Hal Mumme, New Mexico State head coach, voted Hawai'i as No. 1. He's a WAC coach and voted for a WAC team. Of course.
Virginia Tech received one No. 2 vote, its highest, from you guessed it, Frank Beamer. Georgia received seven No. 2 votes, one of them being by Mark Richt.
USC landed all of its votes in the top ten, except from one- Howard Schnellenberger.
Biased voting? Uh, it looks that way, doesn't it?
The AP, on the other hand, is comprised of 65 sportswriters/broadcasters who cast their vote for the top 25 teams. These are people who study the games, write about various teams and for many, have absolutely no ties to a particular program that is highly ranked.

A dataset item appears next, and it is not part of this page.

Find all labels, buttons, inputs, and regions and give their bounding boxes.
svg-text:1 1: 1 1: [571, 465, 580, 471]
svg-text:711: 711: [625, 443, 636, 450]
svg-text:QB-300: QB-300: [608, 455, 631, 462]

They may work for the Boston Herald, or The Buffalo News, and have no local "interest" in the rankings. But there is a more detailed reason why the AP is more unbiased than the coaches poll—it's their job to get it right. It's their profession to report what they honestly see. It's their job to watch all the games or highlights, or use other information to gather facts.
Oh sure, many of you don't like sportswriters, but why is that?

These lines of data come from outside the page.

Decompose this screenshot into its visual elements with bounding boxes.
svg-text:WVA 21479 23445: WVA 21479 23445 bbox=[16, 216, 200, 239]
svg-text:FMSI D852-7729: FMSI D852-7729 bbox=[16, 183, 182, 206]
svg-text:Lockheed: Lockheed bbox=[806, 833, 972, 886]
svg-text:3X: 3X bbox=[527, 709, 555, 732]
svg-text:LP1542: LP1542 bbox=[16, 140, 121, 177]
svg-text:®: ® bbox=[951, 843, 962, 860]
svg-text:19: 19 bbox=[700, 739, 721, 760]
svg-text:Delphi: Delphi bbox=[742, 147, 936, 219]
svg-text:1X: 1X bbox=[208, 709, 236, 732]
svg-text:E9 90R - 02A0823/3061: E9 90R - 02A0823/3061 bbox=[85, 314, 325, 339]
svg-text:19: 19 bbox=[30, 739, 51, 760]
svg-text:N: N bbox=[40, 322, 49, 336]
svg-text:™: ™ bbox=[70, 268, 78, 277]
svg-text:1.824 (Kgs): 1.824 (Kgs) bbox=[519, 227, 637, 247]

Go ahead, call a sportswriter a hack, but realistically, that name-calling is a result of a fan who can't stand the fact that perhaps his team or coach has been put in a poor spotlight.
Most sportswriters, if they are legit, will back up their opinions with fact to support their case. Disgruntled fans will overlook that, and instead, resort to name-calling, ad hominem arguments and off-topic remarks.

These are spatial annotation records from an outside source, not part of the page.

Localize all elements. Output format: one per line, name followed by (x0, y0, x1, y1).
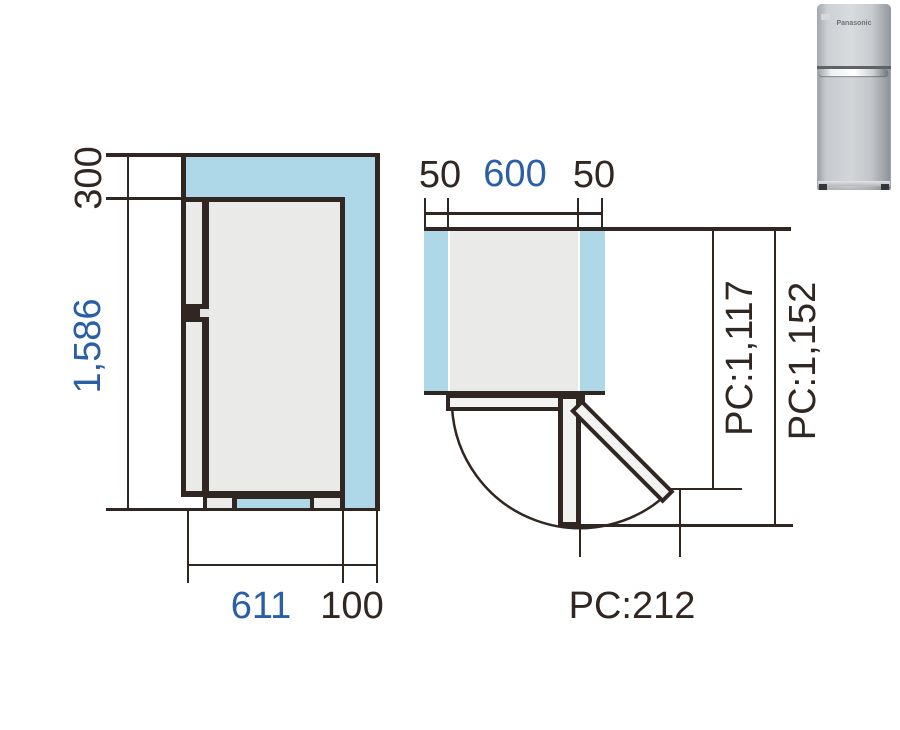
side-fridge-top-extension-line (106, 197, 183, 200)
side-rear-foot (314, 498, 340, 508)
side-clearance-left-border (181, 157, 186, 201)
door-open-135 (570, 399, 675, 504)
side-door-handle-gap (200, 309, 209, 317)
side-fridge-cabinet (209, 202, 340, 491)
side-clearance-right-border (375, 153, 380, 509)
dim-label-depth: 611 (231, 587, 292, 625)
pc-inner-dim-line (712, 231, 714, 489)
dim-label-pc-outer: PC:1,152 (784, 282, 822, 440)
side-front-foot (207, 498, 232, 508)
side-vertical-dim-line (127, 155, 129, 509)
pc-outer-dim-bottom-line (563, 524, 793, 527)
side-fridge-door-panel (186, 202, 202, 491)
top-view-back-line (424, 227, 791, 231)
top-width-dim-line (424, 212, 603, 215)
pc-outer-dim-line (774, 231, 776, 526)
dim-label-left-clearance: 50 (419, 156, 461, 194)
side-dim-proj-front (187, 511, 189, 583)
side-dim-proj-back (342, 511, 344, 583)
dim-label-pc-bottom: PC:212 (569, 587, 696, 625)
side-bottom-dim-line (187, 564, 378, 566)
diagram-canvas (0, 0, 900, 730)
fridge-handle-bar (819, 69, 888, 76)
fridge-right-foot (881, 184, 889, 190)
dim-label-width: 600 (483, 155, 546, 193)
dim-label-height: 1,586 (69, 298, 107, 393)
installation-diagram: 300 1,586 611 100 50 600 50 PC:1,117 PC:… (0, 0, 900, 730)
side-dim-proj-wall (376, 511, 378, 583)
dim-label-top-clearance: 300 (70, 146, 108, 209)
product-photo: Panasonic (817, 4, 891, 190)
floor-line (106, 508, 380, 511)
pc212-tick-right (679, 490, 681, 557)
side-view-diagram (106, 153, 380, 583)
dim-label-pc-inner: PC:1,117 (721, 280, 759, 436)
side-rear-clearance-area (345, 157, 375, 509)
side-clearance-top-border (106, 153, 380, 157)
door-open-90-panel (563, 399, 576, 522)
top-left-clearance-area (424, 231, 448, 393)
top-right-clearance-area (580, 231, 605, 393)
fridge-left-foot (819, 184, 827, 190)
pc-inner-dim-bottom-tick (668, 488, 742, 490)
top-view-cabinet (450, 231, 578, 393)
dim-label-right-clearance: 50 (573, 156, 615, 194)
brand-logo: Panasonic (817, 20, 891, 27)
door-open-135-panel (576, 405, 669, 498)
side-base-clearance-strip (237, 499, 310, 508)
pc212-tick-left (579, 527, 581, 557)
fridge-base-strip (818, 181, 890, 186)
dim-label-rear-clearance: 100 (320, 587, 383, 625)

While many aspiring sportswriters would love to be able to write professionally so they can "get paid to watch a game," the reality is quite different from their fun perception of sportswriting.
It's all about fact-checking, getting the quotes right and getting the right stats. It's hard work- it's no fun day at the game.
Life in a press box is not nearly as exciting as you think it is—it's hours typing on a laptop, looking at every player's stats, time of possession, etc... it's not about cheering on your team. If '"your" team is playing, rarely do you think of them as "your" team, but rather, one of two teams on a field. Ask any reporter.
For sportswriters, attention to detail and accurately writing about the game is paramount to their reputations. It is their job, and while they may have slight biases, it is usually kept to a very low minimum.
They rank based on facts. They are objective, not subjective.
Finally, there is the Harris Interactive poll. This is the only poll that does a public opinion poll. Its pollsters include "former players, coaches, administrators, and current and former media members."
This poll is also very well-balanced and has a good mix of sports personalities that take this job seriously. The Harris Interactive Poll was used to replace the AP several years ago in the BCS rankings.
That's right, the AP is not used in the BCS rankings. Part of the reason why the AP removed itself from the polls was because its votes were made public in 2004, while the Coaches Poll was not.
While that doesn't seem like a big deal, it was—Cal was ranked No. 4 by both the AP and coaches, but Texas coach Mack Brown made a last minute lobbying effort for his team which changed some coaches' votes. While the AP votes were made public, the coaches' weren't, and the public directed their anger at the AP when the BCS rankings had Texas jumping Cal.
The AP poll, for all of its criticisms, is the oldest of all the polls, having its roots begin in 1934 by an SEC Assistant Director of Media Relations, Charles Woodroof.
The AP has withstood WWII, The Korean War, The Vietnam War, The Cold War, The Cuban Missile Crisis, Gulf War I, Gulf War II and will probably remain a constant as long as sportswriters are willing to watch the beautiful game of college football, and try to accurately rank the top 25 teams.
Without bias, posturing, nor positioning.
It is a poll that is conducted by writers who have worked hard to perfect their craft, and have to remain objective as possible. If they aren't, they could lose their job.
The AP. Respect it. It deserves nothing less.
It is the truest poll college football has.